Kandrim Music Documentation Project

This participatory documentation project stemmed from Peter Vail and Panuwat Pantakod’s research addressing Northern Khmer literacy in the context of heritage and cultural rights. It aimed to document intangible cultural heritage among Khmer speakers in northeastern Thailand, specifically in the provinces of Burira, Surin and Srisaket. The focus was on traditional forms of kandrim, an art form that is quickly vanishing as aging musicians pass away. Important both in terms of ethnomusicology and linguistic anthropology, kandrim features the extemporaneous production of lyrics connected to traditional meters and is regarded by its practitioners as a vital component of Northern Khmer heritage. Traditional kandrim has not been well recorded, because it is considered unviable for commercial marketing; as such the form is quickly fading into obscurity.

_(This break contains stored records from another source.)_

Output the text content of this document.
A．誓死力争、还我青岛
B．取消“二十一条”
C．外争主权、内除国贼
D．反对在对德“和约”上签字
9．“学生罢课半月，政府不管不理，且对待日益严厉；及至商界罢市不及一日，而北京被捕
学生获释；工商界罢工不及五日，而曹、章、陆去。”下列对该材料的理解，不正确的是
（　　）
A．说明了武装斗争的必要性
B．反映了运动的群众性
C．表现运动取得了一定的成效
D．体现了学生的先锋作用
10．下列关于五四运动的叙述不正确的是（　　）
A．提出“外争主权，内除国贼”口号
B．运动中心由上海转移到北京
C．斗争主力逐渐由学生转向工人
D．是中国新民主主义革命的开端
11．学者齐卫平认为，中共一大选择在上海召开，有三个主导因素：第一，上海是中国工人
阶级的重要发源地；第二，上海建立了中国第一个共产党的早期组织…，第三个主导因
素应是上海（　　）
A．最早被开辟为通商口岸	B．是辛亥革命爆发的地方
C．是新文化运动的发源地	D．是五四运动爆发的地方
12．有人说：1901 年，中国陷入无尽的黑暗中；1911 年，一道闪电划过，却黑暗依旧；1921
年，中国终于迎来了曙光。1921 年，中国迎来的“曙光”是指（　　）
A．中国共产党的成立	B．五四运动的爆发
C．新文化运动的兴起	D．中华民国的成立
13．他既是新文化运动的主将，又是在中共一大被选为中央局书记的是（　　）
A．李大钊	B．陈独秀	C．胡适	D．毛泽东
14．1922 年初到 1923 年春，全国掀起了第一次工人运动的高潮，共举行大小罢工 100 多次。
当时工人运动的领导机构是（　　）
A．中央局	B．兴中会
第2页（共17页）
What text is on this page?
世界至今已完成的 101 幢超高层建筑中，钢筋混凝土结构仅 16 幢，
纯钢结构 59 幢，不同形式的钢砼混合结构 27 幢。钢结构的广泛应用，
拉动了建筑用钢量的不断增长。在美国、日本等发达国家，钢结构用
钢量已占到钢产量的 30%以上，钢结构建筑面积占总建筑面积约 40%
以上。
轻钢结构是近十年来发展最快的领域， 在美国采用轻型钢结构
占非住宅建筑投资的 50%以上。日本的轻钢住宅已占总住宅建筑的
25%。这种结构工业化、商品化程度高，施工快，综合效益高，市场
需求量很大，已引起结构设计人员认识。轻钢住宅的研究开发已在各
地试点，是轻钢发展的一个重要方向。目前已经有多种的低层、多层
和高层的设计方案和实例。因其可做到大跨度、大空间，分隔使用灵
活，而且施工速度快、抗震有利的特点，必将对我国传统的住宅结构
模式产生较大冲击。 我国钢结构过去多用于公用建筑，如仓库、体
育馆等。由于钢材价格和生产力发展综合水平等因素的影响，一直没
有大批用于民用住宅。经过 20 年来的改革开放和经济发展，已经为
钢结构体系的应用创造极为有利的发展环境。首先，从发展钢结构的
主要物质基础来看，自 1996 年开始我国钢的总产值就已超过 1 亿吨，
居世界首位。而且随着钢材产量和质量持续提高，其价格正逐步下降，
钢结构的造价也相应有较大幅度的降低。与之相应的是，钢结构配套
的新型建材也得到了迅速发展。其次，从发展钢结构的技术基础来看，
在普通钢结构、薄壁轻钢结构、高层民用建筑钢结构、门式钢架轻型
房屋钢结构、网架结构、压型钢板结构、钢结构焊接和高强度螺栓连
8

Nor has kandrim been well researched academically; only a handful of publications address it. But because kandrim makes explicit links to Northern Khmer ancestral heritage, it constitutes a concrete link to the past instantiated and transmitted as cultural practice. With cultural revitalization and preservation projects’ increasing utilization of digital video technologies for documentation, kandrim is a prime candidate for recording. This project recorded not only the musical output of elder kandrim masters, but also extended interviews with musicians, documenting insights, philosophies, cultural beliefs, individual histories, and even the fashioning of musical instruments.